Die meisten Behandlungspläne sehen auch die Einnahme von Antidepressiva vor. Inzwischen sind Antidepressiva die am häufigsten verordneten Psychopharmaka in Deutschland.
Was sind Antidepressiva?
Diese Medikamente werden in erster Linie eingesetzt, um Depressionen zu behandeln. Daneben finden die Präparate auch Verwendung bei der Behandlung von:
- Angststörungen,
- saisonal-affektiven Störungen,
- Zwangsstörungen
- oder posttraumatischen Belastungsstörungen.
Die umfangreichen Anwendungsmöglichkeiten lassen schon vermuten, dass Antidepressiva ein recht breites Wirkspektrum haben. Die Präparate können stimmungsaufhellend, angstlösend, antriebssteigernd oder auch antriebsdämpfend (sedierende Antidepressiva) wirken.
Die Wirkung von Antidepressiva
Antidepressiva versuchen, das neurochemische Gleichgewicht im Gehirn wiederherzustellen. Bestimmte Chemikalien im Gehirn, die Neurotransmitter genannt werden, werden von der Wissenschaft mit Depressionen in Verbindung gebracht. Hierzu zählen insbesondere
- Serotonin,
- Noradrenalin
- und Dopamin.
Antidepressiva beeinflussen die Neurotransmitter und lindern depressive Symptome. Meist nutzen diese einen Mechanismus, der „Wiederaufnahmehemmung“ genannt wird.
Wiederaufnahmehemmer verhindern die Wiederaufnahme eines Transmitters aus dem synaptischen Spalt in die Zelle, aus der sie ausgeschüttet wurden. Damit verbleiben sie länger im synaptischen Spalt und können dort länger an den Rezeptoren der Zielzellen wirken.
Die Wirkung von Antidepressiva zusammengefasst:
Engmaschige Kontrolle ist wichtig
Antriebssteigernde Antidepressiva können zunächst gefährlich sein, wenn die Antriebssteigerung vor der stimmungsaufhellenden Wirkung eintritt. Die Nebenwirkungen sind nicht zu unterschätzen, besonders bei Depressionen mit erhöhtem Suizidrisiko.

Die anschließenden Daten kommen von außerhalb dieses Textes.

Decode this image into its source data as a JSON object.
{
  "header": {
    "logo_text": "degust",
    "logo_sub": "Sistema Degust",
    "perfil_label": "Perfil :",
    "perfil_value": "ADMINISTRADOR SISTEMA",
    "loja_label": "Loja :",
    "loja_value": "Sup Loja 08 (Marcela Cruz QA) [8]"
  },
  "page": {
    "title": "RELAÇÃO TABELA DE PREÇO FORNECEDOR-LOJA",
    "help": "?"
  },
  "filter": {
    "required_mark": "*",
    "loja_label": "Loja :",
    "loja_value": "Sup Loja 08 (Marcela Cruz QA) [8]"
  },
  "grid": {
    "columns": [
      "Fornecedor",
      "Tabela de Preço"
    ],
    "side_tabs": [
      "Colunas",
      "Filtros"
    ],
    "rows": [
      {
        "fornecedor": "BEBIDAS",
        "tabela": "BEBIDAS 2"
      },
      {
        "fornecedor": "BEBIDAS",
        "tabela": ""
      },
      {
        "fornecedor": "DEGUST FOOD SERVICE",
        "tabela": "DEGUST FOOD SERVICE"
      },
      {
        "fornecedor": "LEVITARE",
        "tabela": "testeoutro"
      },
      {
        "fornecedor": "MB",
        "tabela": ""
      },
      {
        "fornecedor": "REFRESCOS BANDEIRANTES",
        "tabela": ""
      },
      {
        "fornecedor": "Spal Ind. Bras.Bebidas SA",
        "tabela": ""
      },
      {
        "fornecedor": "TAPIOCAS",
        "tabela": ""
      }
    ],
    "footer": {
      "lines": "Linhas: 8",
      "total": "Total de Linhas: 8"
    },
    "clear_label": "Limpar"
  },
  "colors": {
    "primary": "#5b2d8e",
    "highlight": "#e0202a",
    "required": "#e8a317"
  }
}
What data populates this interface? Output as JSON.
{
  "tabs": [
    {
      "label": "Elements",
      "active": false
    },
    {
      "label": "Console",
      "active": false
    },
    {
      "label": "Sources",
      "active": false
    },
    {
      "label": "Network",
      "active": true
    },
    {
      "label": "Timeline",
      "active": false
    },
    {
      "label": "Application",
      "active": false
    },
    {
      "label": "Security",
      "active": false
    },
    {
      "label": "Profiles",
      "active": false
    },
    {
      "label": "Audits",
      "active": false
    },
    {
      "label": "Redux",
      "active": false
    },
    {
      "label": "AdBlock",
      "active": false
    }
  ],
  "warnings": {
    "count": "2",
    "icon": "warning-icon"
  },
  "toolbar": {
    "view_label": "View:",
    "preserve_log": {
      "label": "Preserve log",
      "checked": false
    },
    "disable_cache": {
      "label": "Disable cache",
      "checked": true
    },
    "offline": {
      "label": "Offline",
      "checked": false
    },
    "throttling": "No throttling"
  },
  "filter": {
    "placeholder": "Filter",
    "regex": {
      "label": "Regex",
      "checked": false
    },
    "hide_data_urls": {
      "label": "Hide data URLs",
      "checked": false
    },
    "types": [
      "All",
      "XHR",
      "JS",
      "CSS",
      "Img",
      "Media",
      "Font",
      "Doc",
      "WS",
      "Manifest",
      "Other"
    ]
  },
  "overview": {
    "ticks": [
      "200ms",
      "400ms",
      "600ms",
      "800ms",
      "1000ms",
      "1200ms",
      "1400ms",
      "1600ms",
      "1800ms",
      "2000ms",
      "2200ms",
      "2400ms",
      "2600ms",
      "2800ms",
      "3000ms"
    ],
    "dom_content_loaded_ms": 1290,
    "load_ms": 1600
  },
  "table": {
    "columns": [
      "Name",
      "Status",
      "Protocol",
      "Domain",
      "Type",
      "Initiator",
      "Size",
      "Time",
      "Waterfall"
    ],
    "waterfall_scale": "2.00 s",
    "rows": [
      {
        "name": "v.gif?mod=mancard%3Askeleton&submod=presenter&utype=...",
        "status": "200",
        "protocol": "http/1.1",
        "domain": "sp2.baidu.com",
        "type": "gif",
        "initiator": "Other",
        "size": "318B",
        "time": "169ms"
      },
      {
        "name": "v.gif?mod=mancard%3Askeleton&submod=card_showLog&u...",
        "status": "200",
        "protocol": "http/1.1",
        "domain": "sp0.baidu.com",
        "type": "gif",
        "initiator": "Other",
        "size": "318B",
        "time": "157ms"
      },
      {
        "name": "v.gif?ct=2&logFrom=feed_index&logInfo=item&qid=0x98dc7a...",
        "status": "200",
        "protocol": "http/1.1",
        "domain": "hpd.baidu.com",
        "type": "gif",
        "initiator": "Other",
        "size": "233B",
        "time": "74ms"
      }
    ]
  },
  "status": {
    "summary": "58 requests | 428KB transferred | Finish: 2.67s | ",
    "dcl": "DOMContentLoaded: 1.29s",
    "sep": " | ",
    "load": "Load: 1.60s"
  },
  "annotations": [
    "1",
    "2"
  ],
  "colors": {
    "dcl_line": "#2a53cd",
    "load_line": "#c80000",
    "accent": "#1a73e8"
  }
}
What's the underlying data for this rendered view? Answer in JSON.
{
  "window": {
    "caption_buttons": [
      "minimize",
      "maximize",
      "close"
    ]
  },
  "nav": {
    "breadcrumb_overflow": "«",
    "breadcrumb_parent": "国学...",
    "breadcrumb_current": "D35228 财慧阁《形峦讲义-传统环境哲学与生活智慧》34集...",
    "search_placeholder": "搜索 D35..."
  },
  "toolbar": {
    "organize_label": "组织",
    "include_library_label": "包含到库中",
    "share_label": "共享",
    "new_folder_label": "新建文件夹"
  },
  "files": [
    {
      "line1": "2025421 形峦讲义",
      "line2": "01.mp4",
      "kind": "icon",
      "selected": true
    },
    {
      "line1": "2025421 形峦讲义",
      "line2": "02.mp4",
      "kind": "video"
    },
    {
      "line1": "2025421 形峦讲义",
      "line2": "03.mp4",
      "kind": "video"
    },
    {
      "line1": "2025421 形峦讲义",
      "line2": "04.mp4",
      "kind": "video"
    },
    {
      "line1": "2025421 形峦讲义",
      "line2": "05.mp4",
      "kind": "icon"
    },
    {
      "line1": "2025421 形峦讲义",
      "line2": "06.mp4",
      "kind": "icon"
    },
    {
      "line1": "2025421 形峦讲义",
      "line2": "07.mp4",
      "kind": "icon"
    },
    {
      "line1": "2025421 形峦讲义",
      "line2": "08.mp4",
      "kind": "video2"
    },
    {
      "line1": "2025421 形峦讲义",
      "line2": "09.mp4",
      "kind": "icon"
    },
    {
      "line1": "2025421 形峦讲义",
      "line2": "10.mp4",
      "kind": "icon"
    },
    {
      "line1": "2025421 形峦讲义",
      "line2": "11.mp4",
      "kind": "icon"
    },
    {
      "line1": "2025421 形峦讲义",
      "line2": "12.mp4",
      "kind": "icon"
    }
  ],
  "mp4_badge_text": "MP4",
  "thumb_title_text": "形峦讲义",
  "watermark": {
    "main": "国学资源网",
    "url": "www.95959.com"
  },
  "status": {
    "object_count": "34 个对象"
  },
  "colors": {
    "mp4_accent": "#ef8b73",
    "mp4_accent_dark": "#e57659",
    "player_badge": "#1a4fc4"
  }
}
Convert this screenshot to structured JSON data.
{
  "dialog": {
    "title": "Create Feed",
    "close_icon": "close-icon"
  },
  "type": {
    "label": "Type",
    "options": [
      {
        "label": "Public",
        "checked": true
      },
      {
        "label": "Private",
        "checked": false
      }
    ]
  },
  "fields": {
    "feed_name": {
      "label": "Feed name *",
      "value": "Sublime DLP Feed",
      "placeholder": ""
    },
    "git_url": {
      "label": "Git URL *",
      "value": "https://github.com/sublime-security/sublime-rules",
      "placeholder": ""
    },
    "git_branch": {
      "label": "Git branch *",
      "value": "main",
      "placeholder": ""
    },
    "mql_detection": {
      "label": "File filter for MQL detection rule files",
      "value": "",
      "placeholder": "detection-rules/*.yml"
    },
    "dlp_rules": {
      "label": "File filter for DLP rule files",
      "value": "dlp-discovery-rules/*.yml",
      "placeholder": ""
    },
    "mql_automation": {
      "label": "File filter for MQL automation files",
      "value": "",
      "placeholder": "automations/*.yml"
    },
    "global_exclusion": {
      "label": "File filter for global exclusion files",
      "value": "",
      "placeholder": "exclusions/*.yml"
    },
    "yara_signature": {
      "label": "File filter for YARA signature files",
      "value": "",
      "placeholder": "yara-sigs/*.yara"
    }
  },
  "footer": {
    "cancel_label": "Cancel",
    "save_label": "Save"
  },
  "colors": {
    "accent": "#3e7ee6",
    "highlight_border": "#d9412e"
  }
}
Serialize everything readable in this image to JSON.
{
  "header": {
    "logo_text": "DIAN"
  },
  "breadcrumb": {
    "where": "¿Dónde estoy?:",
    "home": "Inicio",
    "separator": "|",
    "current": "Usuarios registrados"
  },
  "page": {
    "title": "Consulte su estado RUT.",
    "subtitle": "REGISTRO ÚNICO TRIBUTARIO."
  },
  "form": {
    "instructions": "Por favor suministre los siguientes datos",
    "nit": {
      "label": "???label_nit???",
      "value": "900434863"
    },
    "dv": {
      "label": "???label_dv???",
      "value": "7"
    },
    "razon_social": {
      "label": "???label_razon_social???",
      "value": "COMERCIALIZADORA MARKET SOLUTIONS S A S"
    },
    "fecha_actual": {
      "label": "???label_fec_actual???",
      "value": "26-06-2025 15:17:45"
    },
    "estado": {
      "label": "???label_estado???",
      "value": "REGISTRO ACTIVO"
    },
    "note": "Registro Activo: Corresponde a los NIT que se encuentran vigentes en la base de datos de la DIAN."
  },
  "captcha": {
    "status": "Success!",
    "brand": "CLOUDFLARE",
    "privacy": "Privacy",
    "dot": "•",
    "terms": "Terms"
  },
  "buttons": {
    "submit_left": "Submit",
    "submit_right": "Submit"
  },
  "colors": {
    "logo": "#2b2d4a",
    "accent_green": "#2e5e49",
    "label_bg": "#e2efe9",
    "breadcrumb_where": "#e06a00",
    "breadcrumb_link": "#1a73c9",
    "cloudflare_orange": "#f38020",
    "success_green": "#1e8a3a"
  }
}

Darum ist es wichtig, dass neue Medikamente nur unter engmaschiger Kontrolle und mit Absprache des Arztes eingenommen werden.
Jedes Präparat beeinflusst den Körper jedoch auf seine Weise. Im Folgenden sind die wichtigsten Arten von Antidepressiva aufgelistet und kurz erklärt.
Zwei Arten von Antidepressiva
Antidepressiva werden in zwei Gruppen unterteilt: ältere und neuere Antidepressiva. Neuere Antidepressiva werden häufiger eingesetzt als ältere, da diese weniger Nebenwirkungen haben.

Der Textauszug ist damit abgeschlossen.